In another aspect, the invention provides DNA vectors comprising rAAV genomes of the invention. The vectors are transferred to cells permissible for infection with a helper virus of AAV (e.g., adenovirus, E1-deleted adenovirus or herpesvirus) for assembly of the rAAV genome into infectious viral particles. Techniques to produce rAAV particles, in which a AAV genome to be packaged, rep and cap genes, and helper virus functions are provided to a cell are standard in the art. Production of rAAV requires that the following components are present within a single cell (denoted herein as a packaging cell): a rAAV genome, AAV rep and cap genes separate from the rAAV genome, and helper virus functions. The AAV rep and cap genes may be from any AAV serotype for which recombinant virus can be derived and may be from a different AAV serotype than the rAAV genome ITRs.

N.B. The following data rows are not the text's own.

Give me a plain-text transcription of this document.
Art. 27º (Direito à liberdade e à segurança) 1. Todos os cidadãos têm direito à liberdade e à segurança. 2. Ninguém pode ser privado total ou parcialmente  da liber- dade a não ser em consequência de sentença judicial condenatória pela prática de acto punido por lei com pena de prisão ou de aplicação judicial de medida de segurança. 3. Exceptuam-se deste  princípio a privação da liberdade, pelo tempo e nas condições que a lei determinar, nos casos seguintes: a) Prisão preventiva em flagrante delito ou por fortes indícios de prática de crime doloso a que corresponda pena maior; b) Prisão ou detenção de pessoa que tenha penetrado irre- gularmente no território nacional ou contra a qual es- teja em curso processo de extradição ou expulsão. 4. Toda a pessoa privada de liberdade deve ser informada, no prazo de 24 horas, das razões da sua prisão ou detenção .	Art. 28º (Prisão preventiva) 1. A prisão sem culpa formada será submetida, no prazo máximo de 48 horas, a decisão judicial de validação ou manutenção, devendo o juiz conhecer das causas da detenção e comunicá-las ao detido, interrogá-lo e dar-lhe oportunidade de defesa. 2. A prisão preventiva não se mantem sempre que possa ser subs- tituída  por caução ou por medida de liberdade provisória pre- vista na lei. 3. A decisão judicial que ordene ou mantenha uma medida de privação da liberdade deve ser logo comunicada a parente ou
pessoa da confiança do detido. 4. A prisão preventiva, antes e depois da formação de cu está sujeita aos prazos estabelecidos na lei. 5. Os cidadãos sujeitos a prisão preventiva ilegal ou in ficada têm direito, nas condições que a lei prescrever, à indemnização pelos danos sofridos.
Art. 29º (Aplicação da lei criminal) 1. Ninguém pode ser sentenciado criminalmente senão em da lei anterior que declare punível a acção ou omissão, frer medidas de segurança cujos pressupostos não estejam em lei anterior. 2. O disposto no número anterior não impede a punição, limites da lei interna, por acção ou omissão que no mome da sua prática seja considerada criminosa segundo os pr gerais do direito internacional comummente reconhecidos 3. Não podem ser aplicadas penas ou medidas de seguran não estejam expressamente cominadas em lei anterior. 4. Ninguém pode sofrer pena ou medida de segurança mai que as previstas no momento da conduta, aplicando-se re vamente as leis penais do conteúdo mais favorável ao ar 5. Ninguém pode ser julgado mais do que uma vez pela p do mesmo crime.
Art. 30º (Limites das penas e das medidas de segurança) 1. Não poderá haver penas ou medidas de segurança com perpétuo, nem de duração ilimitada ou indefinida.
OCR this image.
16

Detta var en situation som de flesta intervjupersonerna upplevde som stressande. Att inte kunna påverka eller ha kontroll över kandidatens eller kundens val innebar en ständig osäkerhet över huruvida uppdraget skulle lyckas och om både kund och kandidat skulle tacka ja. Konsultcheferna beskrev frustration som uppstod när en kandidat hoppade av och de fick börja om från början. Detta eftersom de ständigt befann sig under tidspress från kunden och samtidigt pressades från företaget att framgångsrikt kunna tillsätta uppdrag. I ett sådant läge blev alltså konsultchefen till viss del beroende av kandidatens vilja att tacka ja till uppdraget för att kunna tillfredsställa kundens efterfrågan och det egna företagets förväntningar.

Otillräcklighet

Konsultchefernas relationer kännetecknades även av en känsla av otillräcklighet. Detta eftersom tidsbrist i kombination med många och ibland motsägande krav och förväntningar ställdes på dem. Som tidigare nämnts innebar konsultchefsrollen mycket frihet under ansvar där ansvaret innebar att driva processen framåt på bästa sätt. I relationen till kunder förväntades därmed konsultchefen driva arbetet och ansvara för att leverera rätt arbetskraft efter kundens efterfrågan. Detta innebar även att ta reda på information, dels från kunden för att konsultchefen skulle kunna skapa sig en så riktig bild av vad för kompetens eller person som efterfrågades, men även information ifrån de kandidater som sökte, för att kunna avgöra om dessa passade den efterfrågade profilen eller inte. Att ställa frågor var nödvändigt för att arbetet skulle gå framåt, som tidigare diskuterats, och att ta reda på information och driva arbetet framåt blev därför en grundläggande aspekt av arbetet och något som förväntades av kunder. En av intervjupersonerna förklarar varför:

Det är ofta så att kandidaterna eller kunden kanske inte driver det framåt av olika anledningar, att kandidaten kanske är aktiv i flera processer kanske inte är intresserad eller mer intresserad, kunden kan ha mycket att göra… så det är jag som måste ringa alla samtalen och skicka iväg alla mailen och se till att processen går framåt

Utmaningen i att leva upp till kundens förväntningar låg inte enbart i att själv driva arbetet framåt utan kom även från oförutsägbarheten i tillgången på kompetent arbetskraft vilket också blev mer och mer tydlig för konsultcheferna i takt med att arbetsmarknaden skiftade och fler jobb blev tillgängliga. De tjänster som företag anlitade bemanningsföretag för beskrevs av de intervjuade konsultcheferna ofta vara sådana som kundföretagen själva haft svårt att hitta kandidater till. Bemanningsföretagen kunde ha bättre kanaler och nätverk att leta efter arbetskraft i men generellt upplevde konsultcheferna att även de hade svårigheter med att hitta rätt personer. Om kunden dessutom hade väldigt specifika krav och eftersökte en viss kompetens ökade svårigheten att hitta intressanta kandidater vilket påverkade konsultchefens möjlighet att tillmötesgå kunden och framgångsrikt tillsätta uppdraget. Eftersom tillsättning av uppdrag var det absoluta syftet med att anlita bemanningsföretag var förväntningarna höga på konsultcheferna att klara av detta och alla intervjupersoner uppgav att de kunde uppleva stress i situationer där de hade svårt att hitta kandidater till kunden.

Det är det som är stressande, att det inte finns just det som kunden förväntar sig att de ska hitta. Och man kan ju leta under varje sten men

A method of generating a packaging cell is to create a cell line that stably expresses all the necessary components for AAV particle production. For example, a plasmid (or multiple plasmids) comprising a rAAV genome, AAV rep and cap genes separate from the rAAV genome, and a selectable marker, such as a neomycin resistance gene, are integrated into the genome of a cell. The packaging cell line is then infected with a helper virus such as adenovirus. The advantages of this method are that the cells are selectable and are suitable for large-scale production of rAAV. Other examples of suitable methods employ adenovirus or baculovirus rather than plasmids to introduce rAAV genomes and/or rep and cap genes into packaging cells.

The invention thus provides packaging cells that produce infectious rAAV. In one embodiment packaging cells may be stably transformed cancer cells such as HeLa cells, 293 cells and PerC.6 cells (a cognate 293 line). In another embodiment, packaging cells are cells that are not transformed cancer cells such as low passage 293 cells (human fetal kidney cells transformed with E1 of adenovirus), MRC-5 cells (human fetal fibroblasts), WI-38 cells (human fetal fibroblasts), Vero cells (monkey kidney cells) and FRhL-2 cells (rhesus fetal lung cells).